Thursday, July 18, 2013

It was the eighth day of Ramadan . . .

 . . . and four of us went to McDonald's for Futoor.  The best part about it was the fact that when we had almost arrived at the restaurant some random man on the street looked at us, sized up our foreignness, and without any introduction pointed at McDonald's and said "McDo."  It has been some time since I have felt quite that ashamed.

Also, thanks to our lovely round-table class discussions, I found out today that St. Augustine was at least part Amazigh (Berber). Fancy that.

I don't seem to be able to go long, however, without talking about language.  Probably because I'm currently a walking, talking guinea pig for various second (third) language acquisition techniques.  So, with no further ado, welcome to Darija 101:

ah.  iyyeh.  na'am.  aiwa.  yak?  wakha.  ok.

All of the above could be translated as "yes," though they all have slightly different meanings.  The first is the basic, everyday variant, useful for informal conversations.  The second is slightly more emphatic - maybe the difference between "uh-huh" and "yeah."  The third comes straight from FuSHa and is the most emphatic of the straightforward "yes" words - usually used to respond to someone calling your name.  The fourth comes with an attitude: "Yeah, alright, fine . . . ugh."  The fifth is only used as a question and is roughly equivalent to the English "right?"  The sixth and seventh are equivalent, though I don't hear "ok" used that much, maybe because "wakha" is so fun to say (the kh is pronounced liked the j in Spain - something like a cat hissing).

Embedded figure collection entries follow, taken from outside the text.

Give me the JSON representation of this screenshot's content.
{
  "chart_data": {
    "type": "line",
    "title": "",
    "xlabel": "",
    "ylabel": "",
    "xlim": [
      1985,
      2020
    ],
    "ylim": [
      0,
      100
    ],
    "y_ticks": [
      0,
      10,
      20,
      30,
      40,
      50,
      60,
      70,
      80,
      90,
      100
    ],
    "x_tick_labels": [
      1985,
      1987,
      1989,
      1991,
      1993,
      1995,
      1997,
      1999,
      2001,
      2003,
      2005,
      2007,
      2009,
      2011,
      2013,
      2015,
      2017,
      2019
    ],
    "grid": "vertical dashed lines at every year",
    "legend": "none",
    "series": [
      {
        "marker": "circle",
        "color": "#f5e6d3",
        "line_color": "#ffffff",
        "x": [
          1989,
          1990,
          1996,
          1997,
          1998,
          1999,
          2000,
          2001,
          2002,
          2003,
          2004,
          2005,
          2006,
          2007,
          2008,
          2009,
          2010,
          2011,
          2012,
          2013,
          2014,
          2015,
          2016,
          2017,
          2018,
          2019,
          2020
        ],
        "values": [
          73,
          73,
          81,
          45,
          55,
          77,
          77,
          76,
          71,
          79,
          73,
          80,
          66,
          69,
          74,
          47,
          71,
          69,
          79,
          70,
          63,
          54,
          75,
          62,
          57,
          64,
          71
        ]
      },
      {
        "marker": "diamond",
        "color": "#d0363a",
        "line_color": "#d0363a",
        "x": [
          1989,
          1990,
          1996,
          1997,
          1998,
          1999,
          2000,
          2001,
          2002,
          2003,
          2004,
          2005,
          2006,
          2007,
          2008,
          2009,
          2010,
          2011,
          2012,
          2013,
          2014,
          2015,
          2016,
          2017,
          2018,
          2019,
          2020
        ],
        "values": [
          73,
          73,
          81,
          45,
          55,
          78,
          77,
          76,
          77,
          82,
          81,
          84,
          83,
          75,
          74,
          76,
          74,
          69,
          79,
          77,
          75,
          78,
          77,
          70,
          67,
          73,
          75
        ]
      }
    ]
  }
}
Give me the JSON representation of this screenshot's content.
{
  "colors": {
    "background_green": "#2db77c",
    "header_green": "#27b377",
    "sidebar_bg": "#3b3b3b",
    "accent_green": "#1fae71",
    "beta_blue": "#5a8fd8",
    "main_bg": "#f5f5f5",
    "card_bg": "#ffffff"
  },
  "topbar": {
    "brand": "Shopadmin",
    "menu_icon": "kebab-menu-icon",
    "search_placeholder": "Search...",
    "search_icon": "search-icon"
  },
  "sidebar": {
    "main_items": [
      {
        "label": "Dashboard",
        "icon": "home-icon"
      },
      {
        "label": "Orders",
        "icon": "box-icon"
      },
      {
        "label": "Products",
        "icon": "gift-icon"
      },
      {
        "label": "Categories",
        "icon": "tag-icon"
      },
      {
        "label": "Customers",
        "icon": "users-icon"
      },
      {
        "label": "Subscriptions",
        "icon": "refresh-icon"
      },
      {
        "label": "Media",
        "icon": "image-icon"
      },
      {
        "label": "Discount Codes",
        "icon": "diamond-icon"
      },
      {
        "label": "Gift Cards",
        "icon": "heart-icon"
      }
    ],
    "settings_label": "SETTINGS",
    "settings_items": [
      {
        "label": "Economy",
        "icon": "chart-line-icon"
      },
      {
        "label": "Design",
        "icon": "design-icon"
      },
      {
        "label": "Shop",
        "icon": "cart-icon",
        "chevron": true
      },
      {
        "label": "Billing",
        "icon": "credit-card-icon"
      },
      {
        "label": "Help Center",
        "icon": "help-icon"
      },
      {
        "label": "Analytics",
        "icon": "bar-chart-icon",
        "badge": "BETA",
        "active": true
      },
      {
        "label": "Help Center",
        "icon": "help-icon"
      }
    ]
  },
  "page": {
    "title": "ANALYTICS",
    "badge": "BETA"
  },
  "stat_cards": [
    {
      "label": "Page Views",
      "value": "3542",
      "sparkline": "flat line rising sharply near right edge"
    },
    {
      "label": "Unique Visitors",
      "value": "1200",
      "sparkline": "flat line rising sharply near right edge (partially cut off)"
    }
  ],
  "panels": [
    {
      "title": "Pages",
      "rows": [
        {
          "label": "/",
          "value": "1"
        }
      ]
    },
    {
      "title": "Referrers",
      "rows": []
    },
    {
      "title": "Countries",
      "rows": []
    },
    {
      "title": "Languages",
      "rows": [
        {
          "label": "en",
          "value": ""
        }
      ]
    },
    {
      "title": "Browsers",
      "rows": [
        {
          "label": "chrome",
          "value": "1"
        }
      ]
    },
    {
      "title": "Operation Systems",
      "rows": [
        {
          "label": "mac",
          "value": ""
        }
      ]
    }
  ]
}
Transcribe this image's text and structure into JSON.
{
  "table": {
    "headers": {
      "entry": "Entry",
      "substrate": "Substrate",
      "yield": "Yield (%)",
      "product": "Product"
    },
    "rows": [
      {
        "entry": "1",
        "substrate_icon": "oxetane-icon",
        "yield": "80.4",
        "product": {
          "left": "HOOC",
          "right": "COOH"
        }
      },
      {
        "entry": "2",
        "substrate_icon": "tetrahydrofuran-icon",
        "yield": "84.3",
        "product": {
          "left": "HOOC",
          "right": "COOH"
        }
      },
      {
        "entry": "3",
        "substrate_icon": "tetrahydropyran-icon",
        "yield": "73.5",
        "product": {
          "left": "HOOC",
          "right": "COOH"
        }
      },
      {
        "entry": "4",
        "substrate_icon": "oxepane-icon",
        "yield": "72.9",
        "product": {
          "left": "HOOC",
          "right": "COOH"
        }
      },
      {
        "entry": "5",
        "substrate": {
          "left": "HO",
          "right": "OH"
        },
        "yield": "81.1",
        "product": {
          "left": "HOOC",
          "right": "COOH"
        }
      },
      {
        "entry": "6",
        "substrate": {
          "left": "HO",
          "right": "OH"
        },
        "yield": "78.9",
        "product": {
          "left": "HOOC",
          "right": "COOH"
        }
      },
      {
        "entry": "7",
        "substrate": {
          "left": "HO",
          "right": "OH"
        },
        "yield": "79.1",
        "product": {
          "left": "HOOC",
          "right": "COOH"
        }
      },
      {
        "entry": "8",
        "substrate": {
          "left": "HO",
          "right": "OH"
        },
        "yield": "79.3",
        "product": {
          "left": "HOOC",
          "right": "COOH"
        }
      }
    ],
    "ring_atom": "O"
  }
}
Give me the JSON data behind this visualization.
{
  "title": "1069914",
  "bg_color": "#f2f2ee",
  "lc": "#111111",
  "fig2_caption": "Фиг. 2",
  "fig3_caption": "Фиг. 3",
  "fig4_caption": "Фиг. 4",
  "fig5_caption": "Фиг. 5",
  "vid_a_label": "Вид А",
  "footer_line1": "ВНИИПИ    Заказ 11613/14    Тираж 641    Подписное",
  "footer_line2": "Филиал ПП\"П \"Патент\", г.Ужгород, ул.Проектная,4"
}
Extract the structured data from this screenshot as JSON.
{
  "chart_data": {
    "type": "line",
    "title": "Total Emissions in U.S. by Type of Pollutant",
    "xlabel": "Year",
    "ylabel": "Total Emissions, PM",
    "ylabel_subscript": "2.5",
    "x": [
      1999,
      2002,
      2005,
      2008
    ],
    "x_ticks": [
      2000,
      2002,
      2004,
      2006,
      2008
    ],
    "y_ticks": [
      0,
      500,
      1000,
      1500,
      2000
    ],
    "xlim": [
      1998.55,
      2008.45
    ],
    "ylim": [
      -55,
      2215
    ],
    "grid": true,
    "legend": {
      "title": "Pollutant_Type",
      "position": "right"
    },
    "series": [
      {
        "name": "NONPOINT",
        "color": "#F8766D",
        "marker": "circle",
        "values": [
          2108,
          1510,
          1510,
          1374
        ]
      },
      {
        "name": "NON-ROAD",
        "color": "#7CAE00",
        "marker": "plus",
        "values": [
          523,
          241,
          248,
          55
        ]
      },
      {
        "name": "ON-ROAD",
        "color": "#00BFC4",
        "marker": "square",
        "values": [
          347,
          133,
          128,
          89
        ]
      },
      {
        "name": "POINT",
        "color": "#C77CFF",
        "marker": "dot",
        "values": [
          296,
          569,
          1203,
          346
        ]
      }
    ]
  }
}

I've also realized that what makes Darija so hard to understand, aside from the different vocabulary, is the stress system.  My linguist friends here in the program have explained it to me in fancy talk, but it basically goes like this: in FuSHa the stress any given syllable has depends upon the presence of long vowels and shuddas (doubled consonants) but follows a predictable pattern.  Darija is far from consistent, but the stress virtually always falls at the end of the word, making even words borrowed straight from FuSHa incomprehensible.  "Aanaa Tawiila" (I am tall) becomes "Anaaa Twiiilaa," which may not look like anything to you, but trust me it makes a difference to the ear.  

Meanwhile in the land of FuSHa we're torturing ourselves with increasingly finicky grammar points and I'm getting somewhat burnt out.  I also feel like I get much more out of outside reading/writing/listening - last week I bought another novel, this one rather shorter and simpler, which I'm able to read without a dictionary.  (I've gotten quite a few lovely words and turns of phrase from it, including "coated with blood," "bombardment," "oars," "despair," and "gall.")  I think once I've finished it I'll hunt for some more - I have plans to bring home a goodly stack of them to help make up for the lack of Arabic classes at school.

It is strange to think we only have two weeks left in the program.  Apart from the sporadic moments of frustration and exhaustion I've become accustomed to the rhythm of life here.  I have a particular person in the souq I go to for eggs, and someone else I go to for bread.  I know how to get to Casa Barata and where to find a grand taxi and what's an acceptable fare out to the lighthouse.  I know the locations of at least eight bookstores and two music stores and a tiny patisserie in a tiny alley off Sharia' Meksik.  I'm familiar with various forms of "gizel" (the Darija word for catcalls) and I've got the walk down well enough even with all the freckles people have to look twice to tell I'm not Moroccan.